I don’t think you can go into jobs like this without doing some proper research. I would feel very uncomfortable doing that. When I met with [director] Bruce [Goodison] to discuss playing the role, he had done a huge amount of research, and had a research bible. He and [writers] Kate [Ashfield] and Tracey [Malone] and Jake [Lushington] the producer had all gone to meet clinical experts in psychopathy. There was a lot of research done. Because Sam’s a child in the show – a child would never be diagnosed with psychopathy, because your personality has not been fully formed yet – so the word is never used in the show, except to say that this is a ‘potential diagnosis’. But there was lots of research done, it was very interesting, a lot of it was quite conflicting and contradictory. But people worked very hard to make sure they were dealing with this subject responsibly. Which isn’t to say it won’t be controversial, but I don’t think people went into it lightly.
You worked very closely with Jack Rowan – what did you make of his performance?
I think it’s extraordinary; really extraordinary. It’s one of the finest pieces of acting I’ve ever seen from someone I’m working with, actually. It’s so hard to play a character who’s that different from the norm, and in no way be signalling that. I think an actor with more experience – and I include myself in this – would have tried to draw attention to the oddness more. And he absolutely never does that. He’s very subtle and sophisticated in the way he empathises with his character, and doesn’t judge him. I was full of admiration for his performance when we were working together, but now even more so, having seen it, and seen the bits of the story I wasn’t involved with. Now, having seen it all together, it’s just really, really magnificent.

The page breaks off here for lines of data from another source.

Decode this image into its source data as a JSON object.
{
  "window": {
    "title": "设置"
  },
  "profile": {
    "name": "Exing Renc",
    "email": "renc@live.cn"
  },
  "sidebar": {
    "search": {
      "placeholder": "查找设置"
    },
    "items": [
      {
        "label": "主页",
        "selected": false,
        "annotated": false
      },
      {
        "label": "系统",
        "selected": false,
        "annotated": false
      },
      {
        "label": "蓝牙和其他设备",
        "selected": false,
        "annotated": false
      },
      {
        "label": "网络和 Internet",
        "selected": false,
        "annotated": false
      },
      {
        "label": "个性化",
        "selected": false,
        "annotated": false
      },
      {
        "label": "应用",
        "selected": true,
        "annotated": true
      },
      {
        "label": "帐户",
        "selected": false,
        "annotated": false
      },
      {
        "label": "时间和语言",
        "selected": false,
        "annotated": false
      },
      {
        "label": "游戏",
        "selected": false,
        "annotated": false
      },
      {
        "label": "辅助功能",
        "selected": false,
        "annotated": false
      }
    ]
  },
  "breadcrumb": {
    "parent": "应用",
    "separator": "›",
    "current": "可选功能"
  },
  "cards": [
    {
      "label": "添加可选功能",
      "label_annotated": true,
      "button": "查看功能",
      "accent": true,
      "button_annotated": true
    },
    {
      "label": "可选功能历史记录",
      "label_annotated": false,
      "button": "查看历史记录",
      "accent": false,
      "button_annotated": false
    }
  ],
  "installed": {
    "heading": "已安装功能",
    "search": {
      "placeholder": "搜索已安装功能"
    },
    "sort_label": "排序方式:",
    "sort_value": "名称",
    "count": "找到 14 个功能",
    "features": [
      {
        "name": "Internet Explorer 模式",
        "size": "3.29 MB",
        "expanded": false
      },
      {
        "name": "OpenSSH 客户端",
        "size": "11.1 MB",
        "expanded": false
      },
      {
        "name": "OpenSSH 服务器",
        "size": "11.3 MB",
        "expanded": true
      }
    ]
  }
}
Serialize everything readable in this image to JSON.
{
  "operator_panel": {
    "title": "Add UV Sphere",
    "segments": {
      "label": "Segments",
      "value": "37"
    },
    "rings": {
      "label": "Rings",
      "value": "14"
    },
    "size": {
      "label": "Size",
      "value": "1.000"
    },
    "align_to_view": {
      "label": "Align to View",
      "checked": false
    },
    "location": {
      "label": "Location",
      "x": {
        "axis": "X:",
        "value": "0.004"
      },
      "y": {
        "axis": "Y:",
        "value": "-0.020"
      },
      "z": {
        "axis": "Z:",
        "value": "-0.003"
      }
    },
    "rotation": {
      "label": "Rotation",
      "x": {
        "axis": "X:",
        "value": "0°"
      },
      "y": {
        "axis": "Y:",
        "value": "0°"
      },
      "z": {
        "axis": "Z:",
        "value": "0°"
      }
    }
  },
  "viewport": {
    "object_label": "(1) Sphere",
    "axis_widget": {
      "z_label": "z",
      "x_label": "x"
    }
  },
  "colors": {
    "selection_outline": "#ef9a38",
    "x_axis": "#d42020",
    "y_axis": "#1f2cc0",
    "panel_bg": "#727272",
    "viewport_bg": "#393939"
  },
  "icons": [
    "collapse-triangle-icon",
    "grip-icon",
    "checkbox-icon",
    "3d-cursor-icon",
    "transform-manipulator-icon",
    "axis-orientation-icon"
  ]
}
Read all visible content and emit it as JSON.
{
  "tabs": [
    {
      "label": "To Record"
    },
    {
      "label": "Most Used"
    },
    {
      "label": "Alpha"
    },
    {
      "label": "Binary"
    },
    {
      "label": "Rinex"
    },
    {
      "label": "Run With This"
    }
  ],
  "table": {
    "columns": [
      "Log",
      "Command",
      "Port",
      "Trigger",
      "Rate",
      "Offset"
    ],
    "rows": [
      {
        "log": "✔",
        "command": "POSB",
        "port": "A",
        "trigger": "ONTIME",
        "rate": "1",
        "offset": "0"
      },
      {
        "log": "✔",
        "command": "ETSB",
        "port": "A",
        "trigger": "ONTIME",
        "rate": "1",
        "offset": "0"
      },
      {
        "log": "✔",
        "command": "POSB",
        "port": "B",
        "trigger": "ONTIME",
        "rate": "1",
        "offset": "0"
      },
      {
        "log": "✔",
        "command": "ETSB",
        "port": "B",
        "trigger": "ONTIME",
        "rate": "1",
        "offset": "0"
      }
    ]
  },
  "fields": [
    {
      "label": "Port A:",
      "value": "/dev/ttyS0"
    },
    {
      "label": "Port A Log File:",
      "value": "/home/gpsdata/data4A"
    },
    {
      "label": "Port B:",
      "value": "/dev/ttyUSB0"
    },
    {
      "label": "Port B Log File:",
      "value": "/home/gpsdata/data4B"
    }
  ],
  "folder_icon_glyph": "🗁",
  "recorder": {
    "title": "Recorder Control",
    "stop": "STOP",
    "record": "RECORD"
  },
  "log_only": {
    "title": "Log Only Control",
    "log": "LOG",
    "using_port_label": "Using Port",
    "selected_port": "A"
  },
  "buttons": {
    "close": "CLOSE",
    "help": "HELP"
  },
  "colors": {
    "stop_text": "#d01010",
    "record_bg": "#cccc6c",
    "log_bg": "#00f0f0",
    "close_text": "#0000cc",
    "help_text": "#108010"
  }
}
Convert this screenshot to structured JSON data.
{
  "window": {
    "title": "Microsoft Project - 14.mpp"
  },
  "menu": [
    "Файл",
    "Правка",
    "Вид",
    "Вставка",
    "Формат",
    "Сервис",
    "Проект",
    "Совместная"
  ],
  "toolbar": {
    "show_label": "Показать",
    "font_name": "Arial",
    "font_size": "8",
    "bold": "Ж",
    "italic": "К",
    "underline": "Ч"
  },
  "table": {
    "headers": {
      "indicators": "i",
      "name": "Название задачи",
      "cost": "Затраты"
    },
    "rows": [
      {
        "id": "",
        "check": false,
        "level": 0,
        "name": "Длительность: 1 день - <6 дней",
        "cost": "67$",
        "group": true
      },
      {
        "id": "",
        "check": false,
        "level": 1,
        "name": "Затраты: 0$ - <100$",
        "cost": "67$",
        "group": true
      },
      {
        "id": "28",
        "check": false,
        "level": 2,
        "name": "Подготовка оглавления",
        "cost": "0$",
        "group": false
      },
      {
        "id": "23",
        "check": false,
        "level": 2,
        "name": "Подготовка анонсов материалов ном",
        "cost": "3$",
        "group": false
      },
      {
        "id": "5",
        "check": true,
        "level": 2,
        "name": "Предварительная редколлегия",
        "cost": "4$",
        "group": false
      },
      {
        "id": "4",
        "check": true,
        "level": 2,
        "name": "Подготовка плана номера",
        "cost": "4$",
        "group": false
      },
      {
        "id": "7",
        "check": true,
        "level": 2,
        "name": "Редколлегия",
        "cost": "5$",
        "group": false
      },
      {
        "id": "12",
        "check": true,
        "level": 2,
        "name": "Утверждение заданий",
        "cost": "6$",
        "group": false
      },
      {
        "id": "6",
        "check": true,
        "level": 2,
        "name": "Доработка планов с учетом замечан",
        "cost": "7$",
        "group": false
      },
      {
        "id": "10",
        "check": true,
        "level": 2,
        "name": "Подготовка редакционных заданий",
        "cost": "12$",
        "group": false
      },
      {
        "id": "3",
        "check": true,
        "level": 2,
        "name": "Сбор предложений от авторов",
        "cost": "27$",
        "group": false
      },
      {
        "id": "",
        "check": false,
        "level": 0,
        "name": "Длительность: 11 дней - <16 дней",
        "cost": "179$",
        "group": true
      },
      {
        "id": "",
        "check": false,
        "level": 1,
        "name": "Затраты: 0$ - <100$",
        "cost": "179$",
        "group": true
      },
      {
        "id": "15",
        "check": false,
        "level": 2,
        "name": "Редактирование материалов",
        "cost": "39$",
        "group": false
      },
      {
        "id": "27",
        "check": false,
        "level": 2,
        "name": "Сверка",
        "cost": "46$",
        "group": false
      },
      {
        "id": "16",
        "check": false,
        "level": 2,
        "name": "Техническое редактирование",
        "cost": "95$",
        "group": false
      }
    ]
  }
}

Did you find filming some of the scenes with him unnerving?
No, I’m not that kind of actor. I think if you’re asked to do something very, very emotional, and you have to become emotional, that’s hard. But I tend to treat it quite academically. Jack, Bruce and I spoke a lot about the ideas and how to play the story, so we didn’t feel like we were making anything twisted that was going to make people feel uncomfortable. It was talked about a lot. But I think it takes quite a lot of emotional strength to play parts like Jack did and not feel weird and creepy at the end of the day. I suppose he’s a very strong person to be able to play a part like that.
Does it take an emotional toll, filming this sort of thing, or are you able to put it in a box and get on with things?
I think mainly I’m able to put it in a box and get on with things. As I say, there’s a couple of scenes in the show where things between them become very emotional. If you have to do something like that, as far as your body is concerned, physically, your body doesn’t know that something terrible hasn’t happened. You’ve been crying. So you can feel quite strange afterwards, like something really bad has happened, except it hasn’t. But I think the thing I really enjoy about my job is it gives you an outlet for your feelings in a safe and protected environment. So I suppose it’s a positive thing in that sense, rather than a weird or dark negative thing.
How did you enjoy working with Daniel Mays?
Oh, so much! TV’s nicest man – he’s lovely. He’s someone I’ve genuinely really, really admired for a long time, and it was a real treat for me to work with him. And it was a lovely love affair that was depicted in the show. They’re both quite broken, and you see a real potential for love between them, which feels really forlorn. I really liked that love affair.
The show is, in a large part, about estranged and difficult relationships between parents and their kids. As a parent yourself, is that an unnerving role to play?
I don’t think so. My own feeling is I think I could have played a role like this whether I was a mother or not. I think that Danny [Mays]would have done just as good a job if he hadn’t had children. You do so many things when you’re an actor. I’ve never been to 19th Century England, but I’ve acted roles from there. I think your imagination can take you for a lot of places. Whether or not you do a good job can be influenced by a lot of factors, but not whether or not you’ve experienced the thing involved.
Born To Kill launches on Channel 4 this April.